I tell you all this because some of you readers don't know me well enough to understand my frustrations at seeing and hearing about this show.  But I can assure you from the number of times it was brought up in conversation, "Have you seen Girls?!  You would love it!" that this show stole my idea.  And Lena Dunham would pay... by not having me watch it!

Until, yeah, I watched it.  I cringed as I saw exact storylines I had thought of executed in incredibly similar ways.  I squirmed as little "self-deprecation in the face of comedy" moments played out like Hannah always sneaking into the fridge to eat something when stressed, even if it's Cool Whip.  I agonized as Jessa responded to Hannah's sighting of Adam with "Who?  The first man?", a rationale I adopted long ago in my writing.  It was difficult to digest, but I watched the whole damn thing.

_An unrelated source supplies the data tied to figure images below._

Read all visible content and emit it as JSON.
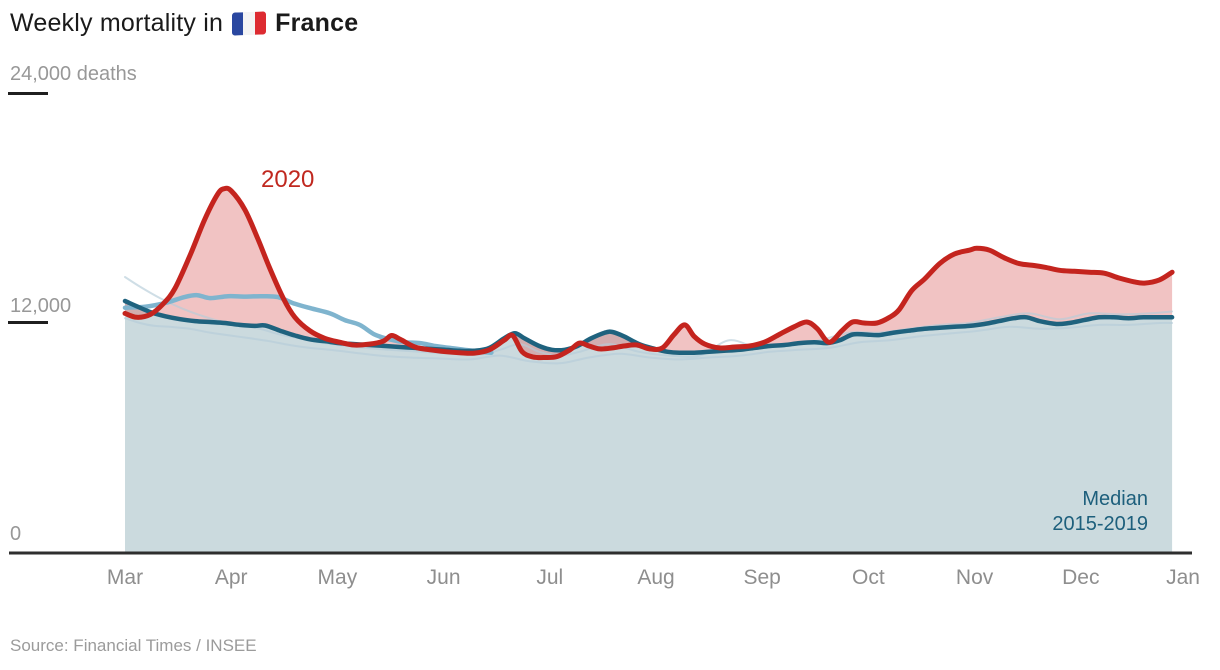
{
  "title": {
    "prefix": "Weekly mortality in",
    "country": "France",
    "flag": "france-flag"
  },
  "y_axis": {
    "top_label": "24,000 deaths",
    "mid_label": "12,000",
    "zero_label": "0"
  },
  "x_axis": {
    "months": [
      "Mar",
      "Apr",
      "May",
      "Jun",
      "Jul",
      "Aug",
      "Sep",
      "Oct",
      "Nov",
      "Dec",
      "Jan"
    ]
  },
  "annotations": {
    "line_2020": "2020",
    "median_line1": "Median",
    "median_line2": "2015-2019"
  },
  "source": "Source: Financial Times / INSEE",
  "colors": {
    "red_line": "#c4241e",
    "pink_fill_rgba": "rgba(219,105,106,0.40)",
    "median_line": "#1f627e",
    "blue_fill": "#cbdade",
    "year_line": "#7fb4ce",
    "faint_line": "#b5cdd9",
    "axis": "#2e2e2e",
    "label_2020": "#c0281f",
    "label_median": "#1d5f7c"
  },
  "chart_data": {
    "type": "area",
    "title": "Weekly mortality in France",
    "unit": "deaths per week",
    "x_unit": "months since Mar 1 (0 = Mar, 10 = Jan)",
    "ylim": [
      0,
      24000
    ],
    "yticks": [
      0,
      12000,
      24000
    ],
    "grid": false,
    "legend_position": "annotations on chart",
    "series": [
      {
        "name": "2020",
        "role": "red-line",
        "points": [
          [
            0,
            12500
          ],
          [
            0.11,
            12300
          ],
          [
            0.24,
            12450
          ],
          [
            0.36,
            13000
          ],
          [
            0.47,
            13800
          ],
          [
            0.61,
            15500
          ],
          [
            0.75,
            17400
          ],
          [
            0.87,
            18700
          ],
          [
            0.93,
            19000
          ],
          [
            1.0,
            18900
          ],
          [
            1.13,
            17900
          ],
          [
            1.25,
            16400
          ],
          [
            1.36,
            14900
          ],
          [
            1.49,
            13300
          ],
          [
            1.6,
            12300
          ],
          [
            1.74,
            11600
          ],
          [
            1.88,
            11200
          ],
          [
            2.02,
            11000
          ],
          [
            2.16,
            10850
          ],
          [
            2.3,
            10900
          ],
          [
            2.43,
            11050
          ],
          [
            2.51,
            11350
          ],
          [
            2.59,
            11150
          ],
          [
            2.73,
            10750
          ],
          [
            2.87,
            10600
          ],
          [
            3.03,
            10500
          ],
          [
            3.15,
            10450
          ],
          [
            3.29,
            10430
          ],
          [
            3.43,
            10600
          ],
          [
            3.57,
            11100
          ],
          [
            3.65,
            11350
          ],
          [
            3.74,
            10500
          ],
          [
            3.84,
            10230
          ],
          [
            3.95,
            10200
          ],
          [
            4.07,
            10250
          ],
          [
            4.19,
            10600
          ],
          [
            4.28,
            10950
          ],
          [
            4.37,
            10800
          ],
          [
            4.47,
            10650
          ],
          [
            4.59,
            10700
          ],
          [
            4.7,
            10800
          ],
          [
            4.82,
            10850
          ],
          [
            4.94,
            10650
          ],
          [
            5.06,
            10700
          ],
          [
            5.17,
            11400
          ],
          [
            5.27,
            11900
          ],
          [
            5.36,
            11300
          ],
          [
            5.46,
            10900
          ],
          [
            5.6,
            10700
          ],
          [
            5.74,
            10750
          ],
          [
            5.88,
            10800
          ],
          [
            6.02,
            11000
          ],
          [
            6.16,
            11400
          ],
          [
            6.3,
            11800
          ],
          [
            6.42,
            12050
          ],
          [
            6.52,
            11700
          ],
          [
            6.63,
            11000
          ],
          [
            6.75,
            11600
          ],
          [
            6.85,
            12050
          ],
          [
            6.96,
            12000
          ],
          [
            7.08,
            12000
          ],
          [
            7.2,
            12300
          ],
          [
            7.29,
            12700
          ],
          [
            7.41,
            13700
          ],
          [
            7.53,
            14300
          ],
          [
            7.67,
            15100
          ],
          [
            7.81,
            15600
          ],
          [
            7.95,
            15800
          ],
          [
            8.02,
            15900
          ],
          [
            8.14,
            15800
          ],
          [
            8.28,
            15400
          ],
          [
            8.42,
            15100
          ],
          [
            8.56,
            15000
          ],
          [
            8.67,
            14900
          ],
          [
            8.8,
            14750
          ],
          [
            8.94,
            14700
          ],
          [
            9.08,
            14650
          ],
          [
            9.22,
            14600
          ],
          [
            9.36,
            14350
          ],
          [
            9.5,
            14150
          ],
          [
            9.6,
            14080
          ],
          [
            9.74,
            14250
          ],
          [
            9.86,
            14650
          ]
        ]
      },
      {
        "name": "Median 2015-2019",
        "role": "median-line-with-fill",
        "points": [
          [
            0,
            13150
          ],
          [
            0.12,
            12850
          ],
          [
            0.25,
            12550
          ],
          [
            0.38,
            12350
          ],
          [
            0.52,
            12200
          ],
          [
            0.66,
            12100
          ],
          [
            0.8,
            12050
          ],
          [
            0.94,
            12000
          ],
          [
            1.08,
            11900
          ],
          [
            1.22,
            11850
          ],
          [
            1.32,
            11870
          ],
          [
            1.46,
            11600
          ],
          [
            1.6,
            11350
          ],
          [
            1.74,
            11150
          ],
          [
            1.88,
            11050
          ],
          [
            2.02,
            10950
          ],
          [
            2.16,
            10900
          ],
          [
            2.3,
            10850
          ],
          [
            2.45,
            10800
          ],
          [
            2.59,
            10750
          ],
          [
            2.73,
            10700
          ],
          [
            2.87,
            10650
          ],
          [
            3.01,
            10600
          ],
          [
            3.15,
            10550
          ],
          [
            3.29,
            10550
          ],
          [
            3.43,
            10700
          ],
          [
            3.57,
            11200
          ],
          [
            3.67,
            11470
          ],
          [
            3.76,
            11200
          ],
          [
            3.9,
            10800
          ],
          [
            4.02,
            10600
          ],
          [
            4.14,
            10600
          ],
          [
            4.26,
            10800
          ],
          [
            4.39,
            11200
          ],
          [
            4.52,
            11500
          ],
          [
            4.59,
            11530
          ],
          [
            4.7,
            11300
          ],
          [
            4.84,
            10900
          ],
          [
            4.99,
            10650
          ],
          [
            5.11,
            10500
          ],
          [
            5.22,
            10450
          ],
          [
            5.36,
            10450
          ],
          [
            5.5,
            10500
          ],
          [
            5.64,
            10550
          ],
          [
            5.79,
            10600
          ],
          [
            5.93,
            10700
          ],
          [
            6.07,
            10800
          ],
          [
            6.21,
            10850
          ],
          [
            6.35,
            10950
          ],
          [
            6.49,
            11000
          ],
          [
            6.61,
            10950
          ],
          [
            6.73,
            11100
          ],
          [
            6.85,
            11400
          ],
          [
            6.97,
            11400
          ],
          [
            7.1,
            11370
          ],
          [
            7.24,
            11500
          ],
          [
            7.38,
            11600
          ],
          [
            7.53,
            11700
          ],
          [
            7.67,
            11750
          ],
          [
            7.81,
            11800
          ],
          [
            7.95,
            11850
          ],
          [
            8.09,
            11950
          ],
          [
            8.23,
            12100
          ],
          [
            8.37,
            12250
          ],
          [
            8.49,
            12300
          ],
          [
            8.61,
            12100
          ],
          [
            8.77,
            11950
          ],
          [
            8.89,
            12000
          ],
          [
            9.03,
            12150
          ],
          [
            9.17,
            12300
          ],
          [
            9.31,
            12300
          ],
          [
            9.45,
            12250
          ],
          [
            9.59,
            12300
          ],
          [
            9.74,
            12300
          ],
          [
            9.86,
            12300
          ]
        ]
      },
      {
        "name": "2015-2019 individual year (visible light blue)",
        "role": "year-line",
        "points": [
          [
            0,
            12800
          ],
          [
            0.19,
            12850
          ],
          [
            0.38,
            13050
          ],
          [
            0.56,
            13350
          ],
          [
            0.68,
            13450
          ],
          [
            0.8,
            13300
          ],
          [
            0.97,
            13400
          ],
          [
            1.13,
            13380
          ],
          [
            1.29,
            13400
          ],
          [
            1.44,
            13350
          ],
          [
            1.6,
            13000
          ],
          [
            1.76,
            12750
          ],
          [
            1.93,
            12500
          ],
          [
            2.07,
            12150
          ],
          [
            2.21,
            11900
          ],
          [
            2.35,
            11400
          ],
          [
            2.49,
            11150
          ],
          [
            2.63,
            11000
          ],
          [
            2.78,
            10950
          ],
          [
            2.92,
            10800
          ],
          [
            3.06,
            10700
          ],
          [
            3.2,
            10600
          ],
          [
            3.34,
            10500
          ],
          [
            3.45,
            10450
          ]
        ]
      },
      {
        "name": "2015-2019 individual year (faint a)",
        "role": "faint-line",
        "points": [
          [
            0,
            14400
          ],
          [
            0.14,
            13900
          ],
          [
            0.33,
            13300
          ],
          [
            0.52,
            12800
          ],
          [
            0.71,
            12400
          ],
          [
            0.89,
            12100
          ],
          [
            1.08,
            11900
          ],
          [
            1.27,
            11700
          ],
          [
            1.46,
            11400
          ],
          [
            1.65,
            11200
          ],
          [
            1.83,
            11000
          ],
          [
            2.02,
            10850
          ],
          [
            2.26,
            10700
          ],
          [
            2.49,
            10600
          ],
          [
            2.78,
            10500
          ],
          [
            3.06,
            10400
          ],
          [
            3.34,
            10350
          ],
          [
            3.53,
            10600
          ],
          [
            3.72,
            10900
          ],
          [
            3.9,
            10500
          ],
          [
            4.09,
            10300
          ],
          [
            4.28,
            10500
          ],
          [
            4.56,
            10900
          ],
          [
            4.84,
            10500
          ],
          [
            5.13,
            10300
          ],
          [
            5.41,
            10300
          ],
          [
            5.69,
            11100
          ],
          [
            5.97,
            10700
          ],
          [
            6.26,
            10900
          ],
          [
            6.54,
            11100
          ],
          [
            6.82,
            11500
          ],
          [
            7.1,
            11500
          ],
          [
            7.38,
            11700
          ],
          [
            7.67,
            11900
          ],
          [
            7.95,
            12000
          ],
          [
            8.23,
            12300
          ],
          [
            8.51,
            12500
          ],
          [
            8.8,
            12200
          ],
          [
            9.08,
            12500
          ],
          [
            9.36,
            12450
          ],
          [
            9.64,
            12500
          ],
          [
            9.86,
            12600
          ]
        ]
      },
      {
        "name": "2015-2019 individual year (faint b)",
        "role": "faint-line",
        "points": [
          [
            0,
            12250
          ],
          [
            0.14,
            12000
          ],
          [
            0.28,
            11850
          ],
          [
            0.42,
            11800
          ],
          [
            0.61,
            11700
          ],
          [
            0.8,
            11500
          ],
          [
            0.99,
            11350
          ],
          [
            1.18,
            11200
          ],
          [
            1.36,
            11050
          ],
          [
            1.55,
            10850
          ],
          [
            1.74,
            10700
          ],
          [
            1.93,
            10600
          ],
          [
            2.16,
            10450
          ],
          [
            2.4,
            10300
          ],
          [
            2.68,
            10200
          ],
          [
            2.96,
            10150
          ],
          [
            3.25,
            10100
          ],
          [
            3.53,
            10300
          ],
          [
            3.81,
            10000
          ],
          [
            4.09,
            9900
          ],
          [
            4.37,
            10200
          ],
          [
            4.66,
            10400
          ],
          [
            4.94,
            10200
          ],
          [
            5.22,
            10100
          ],
          [
            5.5,
            10200
          ],
          [
            5.79,
            10300
          ],
          [
            6.07,
            10500
          ],
          [
            6.35,
            10600
          ],
          [
            6.63,
            10700
          ],
          [
            6.92,
            11000
          ],
          [
            7.2,
            11100
          ],
          [
            7.48,
            11300
          ],
          [
            7.76,
            11450
          ],
          [
            8.04,
            11600
          ],
          [
            8.33,
            11800
          ],
          [
            8.61,
            11700
          ],
          [
            8.89,
            11750
          ],
          [
            9.17,
            11900
          ],
          [
            9.45,
            11900
          ],
          [
            9.74,
            12000
          ],
          [
            9.86,
            12000
          ]
        ]
      }
    ]
  }
}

Girls and I have a very complicated relationship.  It's nearly impossible for me to watch this show without bias.  The same things I love about the show are the same things I love about my writing.  But the Catch-22 is I therefore hate everything about the show that I hate about my own writing.  And that self-loathing is the reason I'm sitting here at 26 writing a blog that about 4 people read and at 26, Lena Dunham won a couple Golden Globes.

She had the confidence to go after an idea she had.  Whereas I have a tendency to overanalyze everything I do creatively, she just did it.  (Don't even get me started on Tiny Furniture.  I have a nearly finished screenplay stored on my hard-drive that would like to have a word with it.)

So how do we attain this confidence?  Well, speaking from two month's experience, it helps not being berated at work on a daily basis.  It helps actually showing your work to people.  It helps forming friendships with people who not only support you, but encourage you.  And it even helps when you have a nice conversation with a mother/daughter at your table who writes "Good luck with your career!" on your credit card receipt.  But ultimately, you just have to understand that you won't be perfect, but with practice you will be good - even great.  And the difference between the people who make it and the people who don't is confidence.  Or an amazingly stupid amount of luck.

Girls and I are doing a little bit better now.  I've forgiven it for making me feel like shit about myself.  Because something happened over the past year.  I realized it's not really the storytelling I aspire to anymore.  Kudos to Lena Dunham for doing what she is doing, but the idea of reliving my early 20's for the sake of my career seems like a certain place in hell meant for pedophiles and sandmonsters.  My desire to create is stronger than ever.  And I think I had to get over myself a little bit before I could do that.  I have confidence in knowing Girls is a show I probably could have written (and maybe I'd have a couple Golden Globes to add to my shelf, though I've already got a couple of my own.  HEY-O!), but it's no longer the show I want to write.  It's no longer the story I want to tell.  Because I finally realize I my creation abilities excel beyond recreation of the past.  And without Girls, I don't know if I'd ever have gotten out of that frame of mind.

So thanks, Lena.  But if your next heroine is named Katharine, I'm coming for you with the force of a thousand and twelve banshee grey hounds.